In January, the CBCP issued a pastoral statement outlining a “litany of storms” besetting the nation. It was regarded as the strongest indictment of the state since Cardinal Sin became primate of the Philippine Church two years after the declaration of martial law in 1972. Longhaired priests, advancing the Theology of Liberation embraced by clerics in Latin America, were in the forefront of the struggle then against the Marcos regime.

The statement slammed “the promotion of a culture of death and promiscuity”; divorce, which it said was “resulting in more breakups of families and the dysfunctional growth of children”; the use of condom, aggravating HIV-AIDs infection, and school sex education, bringing more promiscuity and teenage pregnancy; the widening practice of political dynasties; the unwillingness of the administration to undertake agrarian reform.

It also attacked the controversial reproductive health (RH) law, whose constitutionality is being questioned in the Supreme Court, and called strongly on the Commission on Elections (Comelec) to address concerns on the conduct of the May 13 automated elections.

The prelates criticized “continuing corruption and abuse of power by public officials due to lack of information, or still worse, the possible hiding of information from the public.”

“It is ironic that the government that prides itself on treading the daang matuwid fears the right of information (freedom of information) bill because of possible discovery of wrongdoing by public officials. Why are they afraid to entrust the citizens with the truth of their government?”

Difficult times

In the interview in February, the 52-year-old Villegas told me that the relationship between the Church and President Aquino was “far from ideal.”

“I think we could do more for the people if the relationship is a bit more warm and more open and probably even more trusting,” he said, harking back to the Cory Aquino years.

“I hope it is clear to the people that it is not because the Church enjoys wielding power,” he said. “It is really for the moral, spiritual fiber of Filipinos in order to retain very clearly our Catholic identity in Asia,” said the prelate, who was Cardinal Sin’s personal secretary until his promotion to archbishop in 2004, the youngest to be so elevated. Sin died the following year.

“We are raising our voices because Catholic values are being compromised,” Villegas said. “And the Catholic people are being given a hard time to live up to their Catholic beliefs and convictions.”

The soft-spoken bishop said the Church was doing its utmost to deal with myriad social problems.

“Candidly, I am not expecting much from the government. It’s because, for example, when we called attention to the failure in the equitable distribution of land to the farmers, they came so strongly on the defensive. The same thing happened when we raised questions about the Comelec, instead of assuring us that the anxiety would be attended to.”

Last year, amid the contentious debates on the RH bill, Villegas said that he and Bishop Gabriel Reyes, who also had served as Cardinal Sin’s personal secretary, asked for an audience with President Aquino.

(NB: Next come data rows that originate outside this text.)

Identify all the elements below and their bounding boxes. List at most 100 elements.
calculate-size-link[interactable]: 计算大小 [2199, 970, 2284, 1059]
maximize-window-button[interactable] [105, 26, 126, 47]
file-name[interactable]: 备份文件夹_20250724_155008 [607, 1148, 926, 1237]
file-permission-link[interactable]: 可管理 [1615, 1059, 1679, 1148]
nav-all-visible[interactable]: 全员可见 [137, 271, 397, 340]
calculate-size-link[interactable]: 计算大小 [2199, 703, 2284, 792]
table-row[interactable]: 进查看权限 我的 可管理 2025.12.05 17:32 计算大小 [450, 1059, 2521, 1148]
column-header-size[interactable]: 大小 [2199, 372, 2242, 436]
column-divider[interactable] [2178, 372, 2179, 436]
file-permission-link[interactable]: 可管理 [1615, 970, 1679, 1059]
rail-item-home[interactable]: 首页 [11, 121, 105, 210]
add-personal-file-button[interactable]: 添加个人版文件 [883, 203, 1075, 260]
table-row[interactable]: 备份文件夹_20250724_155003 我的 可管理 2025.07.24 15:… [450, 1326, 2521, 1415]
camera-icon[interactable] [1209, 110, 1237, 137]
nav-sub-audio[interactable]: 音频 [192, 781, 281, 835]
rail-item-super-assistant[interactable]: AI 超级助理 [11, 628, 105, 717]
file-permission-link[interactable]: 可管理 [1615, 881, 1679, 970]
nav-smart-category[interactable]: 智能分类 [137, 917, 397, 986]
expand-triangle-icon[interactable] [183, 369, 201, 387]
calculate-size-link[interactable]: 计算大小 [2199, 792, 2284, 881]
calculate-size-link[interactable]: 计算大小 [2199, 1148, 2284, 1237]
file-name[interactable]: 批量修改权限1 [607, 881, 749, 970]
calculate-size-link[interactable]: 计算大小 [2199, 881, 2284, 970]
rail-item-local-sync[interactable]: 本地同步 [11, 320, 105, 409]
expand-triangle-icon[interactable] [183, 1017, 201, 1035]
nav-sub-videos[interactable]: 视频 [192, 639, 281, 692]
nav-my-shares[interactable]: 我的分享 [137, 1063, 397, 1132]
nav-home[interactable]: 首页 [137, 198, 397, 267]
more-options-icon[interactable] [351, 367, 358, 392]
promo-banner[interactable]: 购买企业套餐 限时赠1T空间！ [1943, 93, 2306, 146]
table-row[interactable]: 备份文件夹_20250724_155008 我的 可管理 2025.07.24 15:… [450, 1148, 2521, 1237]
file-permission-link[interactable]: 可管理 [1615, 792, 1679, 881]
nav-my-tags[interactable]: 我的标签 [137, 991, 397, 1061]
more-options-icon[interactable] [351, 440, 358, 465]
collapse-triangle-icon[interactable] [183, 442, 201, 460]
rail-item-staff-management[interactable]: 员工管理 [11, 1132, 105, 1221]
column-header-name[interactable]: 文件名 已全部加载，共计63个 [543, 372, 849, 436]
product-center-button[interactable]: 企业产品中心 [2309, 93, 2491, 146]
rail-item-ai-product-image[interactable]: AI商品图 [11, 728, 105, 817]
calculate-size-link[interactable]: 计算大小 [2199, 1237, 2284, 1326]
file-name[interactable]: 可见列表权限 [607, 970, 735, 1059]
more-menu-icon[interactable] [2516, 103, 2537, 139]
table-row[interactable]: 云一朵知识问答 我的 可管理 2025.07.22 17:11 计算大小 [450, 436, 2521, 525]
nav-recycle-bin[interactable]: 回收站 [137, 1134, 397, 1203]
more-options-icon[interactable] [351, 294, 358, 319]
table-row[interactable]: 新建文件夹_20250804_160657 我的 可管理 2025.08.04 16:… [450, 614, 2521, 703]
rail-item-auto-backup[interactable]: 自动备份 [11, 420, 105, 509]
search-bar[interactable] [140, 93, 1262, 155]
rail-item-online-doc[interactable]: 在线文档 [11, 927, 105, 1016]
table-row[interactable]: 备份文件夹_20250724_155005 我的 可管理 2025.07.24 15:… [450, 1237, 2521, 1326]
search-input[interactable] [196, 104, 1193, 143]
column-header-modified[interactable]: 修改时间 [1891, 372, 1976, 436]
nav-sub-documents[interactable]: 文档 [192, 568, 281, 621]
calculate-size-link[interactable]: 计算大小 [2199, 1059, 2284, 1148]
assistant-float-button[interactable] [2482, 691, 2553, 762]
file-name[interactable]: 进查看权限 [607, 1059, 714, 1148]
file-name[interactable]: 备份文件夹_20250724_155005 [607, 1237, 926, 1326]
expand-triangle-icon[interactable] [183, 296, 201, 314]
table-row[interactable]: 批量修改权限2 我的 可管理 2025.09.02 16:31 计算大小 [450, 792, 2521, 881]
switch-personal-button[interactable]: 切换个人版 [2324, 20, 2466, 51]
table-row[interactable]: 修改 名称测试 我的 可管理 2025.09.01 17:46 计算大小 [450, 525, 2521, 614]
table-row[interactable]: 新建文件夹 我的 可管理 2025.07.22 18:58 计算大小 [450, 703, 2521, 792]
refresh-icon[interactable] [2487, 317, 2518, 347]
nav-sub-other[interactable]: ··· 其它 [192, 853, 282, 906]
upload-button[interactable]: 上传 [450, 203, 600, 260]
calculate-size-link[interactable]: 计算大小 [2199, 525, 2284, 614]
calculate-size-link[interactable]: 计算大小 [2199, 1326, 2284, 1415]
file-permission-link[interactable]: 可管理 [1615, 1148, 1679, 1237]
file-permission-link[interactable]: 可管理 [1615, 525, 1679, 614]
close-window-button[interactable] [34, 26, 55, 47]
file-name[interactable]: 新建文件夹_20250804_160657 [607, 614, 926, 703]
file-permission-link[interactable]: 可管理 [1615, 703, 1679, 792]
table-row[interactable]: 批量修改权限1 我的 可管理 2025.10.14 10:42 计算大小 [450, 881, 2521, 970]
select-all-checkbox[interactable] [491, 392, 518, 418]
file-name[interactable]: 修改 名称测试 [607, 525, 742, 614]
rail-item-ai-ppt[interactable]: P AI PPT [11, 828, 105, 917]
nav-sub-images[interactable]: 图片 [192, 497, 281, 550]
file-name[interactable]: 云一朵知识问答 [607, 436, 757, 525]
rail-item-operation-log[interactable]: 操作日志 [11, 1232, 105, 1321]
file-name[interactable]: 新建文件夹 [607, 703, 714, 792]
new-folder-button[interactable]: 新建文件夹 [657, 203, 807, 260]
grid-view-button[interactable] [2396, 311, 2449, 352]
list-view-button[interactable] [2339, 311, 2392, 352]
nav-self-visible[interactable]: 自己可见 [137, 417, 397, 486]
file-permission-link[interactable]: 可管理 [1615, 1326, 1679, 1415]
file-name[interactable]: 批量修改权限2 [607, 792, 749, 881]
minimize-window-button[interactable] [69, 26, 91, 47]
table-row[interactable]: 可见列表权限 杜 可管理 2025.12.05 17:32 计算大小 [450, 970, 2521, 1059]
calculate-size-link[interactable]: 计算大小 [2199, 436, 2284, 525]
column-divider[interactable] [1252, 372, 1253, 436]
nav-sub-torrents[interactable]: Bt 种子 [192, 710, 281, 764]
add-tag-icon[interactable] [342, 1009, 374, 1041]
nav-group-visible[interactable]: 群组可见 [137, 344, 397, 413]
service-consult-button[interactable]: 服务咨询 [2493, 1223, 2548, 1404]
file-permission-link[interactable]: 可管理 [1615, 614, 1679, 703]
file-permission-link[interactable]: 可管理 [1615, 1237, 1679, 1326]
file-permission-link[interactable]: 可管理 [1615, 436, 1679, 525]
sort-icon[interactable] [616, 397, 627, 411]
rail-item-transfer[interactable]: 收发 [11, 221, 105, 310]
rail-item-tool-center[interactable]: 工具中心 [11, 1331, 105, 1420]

“He accommodated us. We told him we are friends of your mother. We are your quiet supporters. In your situation, you will have people whispering nice things to you. But we are your friends. We want to say things you don’t want to hear because we want you to avoid mistakes. So we explained ourselves and he was very grateful. In the case of Tita Cory, we didn’t have to explain ourselves, because she always looked at us as friendly critics.”